The center of attention was a ten-foot yellow drone with long, narrow wings, sitting on a wooden runway aimed away from the Aerie. The plane was to penetrate the black clouds below and send back television pictures in video and infra-red. It was to be man's first look at Earth's surface in generations.

A technician began reading off breathability soundings on a scale Krings had devised. "Index, one oh," the tech singsonged over the loudspeaker. The "1.0" was the index in fresh air at Aerie level. "One oh, one oh," he repeated.
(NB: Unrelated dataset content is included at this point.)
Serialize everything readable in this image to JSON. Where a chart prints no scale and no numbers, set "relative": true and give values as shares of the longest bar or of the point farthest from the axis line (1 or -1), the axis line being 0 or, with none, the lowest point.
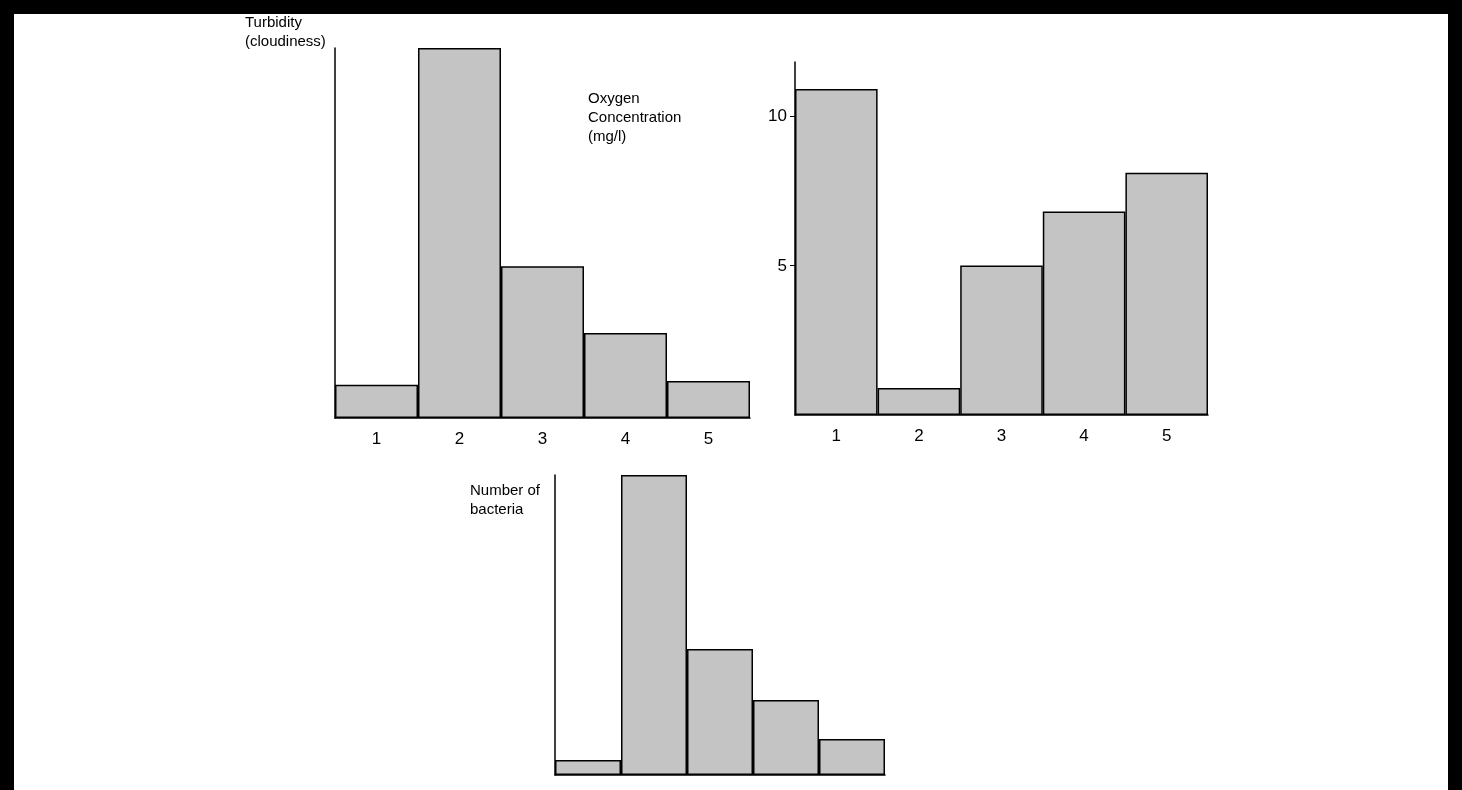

Loud as gunfire, the unmuffled engine fired up, shooting kerosene in black blobs.

"One oh, allowing for fuel porting."

With a jerk, the plane cut loose and its little rubber wheels whirled down the long ramp. Paul and the others watched, fascinated, as it described a long beautiful curve through free air. It rose up slightly.

"One oh, steady."

Quickly growing small and distant, it curved in a lazy circle while Paul wanted to hold his breath. Finally it eased down into the lightning-studded clouds.

"Point nine. Point eight. Point seven. Point six. Point five."

Paul and the others crowded around a series of monitoring screens. Dr. Mannering in his billowing white lab coat stood near the engineering console watching a flickering stream of numerical information on backlit readouts.

"Point five. Critical line." If it dropped below fifty per cent, Paul knew, Krings would be wrong. He'd predicted an average of point six, up from point five where the soundings had held steady for the past twenty years.

Sound pickups on the plane generated a blast of engine noise and whistling wind as the craft penetrated two miles of deadly cloud cover.

"Point five."

A loud whistling noise signaled the beginning of the engine's suffocation from lack of oxygen. The technicians switched off their flight control monitors. The plane was now in free glide. Already, the technicians exchanged triumphant handshakes. The mood, however, was muted, for there was nothing more to celebrate than the technical accomplishment of a toy-like plane flight.

"Point four." A murmur of disappointment ran through the crowd. "Point three." Krings looked shocked. "Point two five. Point two five. Steady. Point two three." Disbelief, rage, defeat, denial, tragedy spread across Krings's features. The air was no longer breathable at all to humans at the surface. The Earth they'd known, that their race and most related life had evolved on, was virtually dead. And the clouds were rising at several feet per year.

The plane's cameras now used battery power to send back a series of grayscale stills that were threaded like jerky movie footage. The crowd became silent in the Aerie.

"Point two two. Steady. Point two three. Point two two."

For a long time, the picture was a uniform, cloudy gray. The technician no longer bothered to read the soundings as they dropped into meaninglessness.

Rocky outcroppings cast sharp outlines as the plane dropped to within two hundred feet of the surface.

Somebody gasped.

The plane quivered and prepared to break up in the air if it did not crash first as it entered the lowermost, thickest layer of sulfurous gases.

A murmur of comment arose.

Paul saw a huge shape moving around. Someone screamed. The scream was quickly muffled by the horror of realization.

A gasp of revulsion arose from the spectators.

Two immense, humped bodies writhed in combat. Other viperous shapes, surmounted by serpentine necks, looked this way and that, searching for whatever unholy prey became these inheritors of the poisoned earth.

Last, before the cameras abruptly ceased to transmit, they recorded a writhing mass: An entire herd of the abominations.

"You see," Paul heard Souspolitis say to Krings, "there is no going back."

Paul looked through the crowd, and felt saddened by Krings's crushed look, Souspolitisí predatory glint of triumph, and Licia's pathetic attempts to console her father.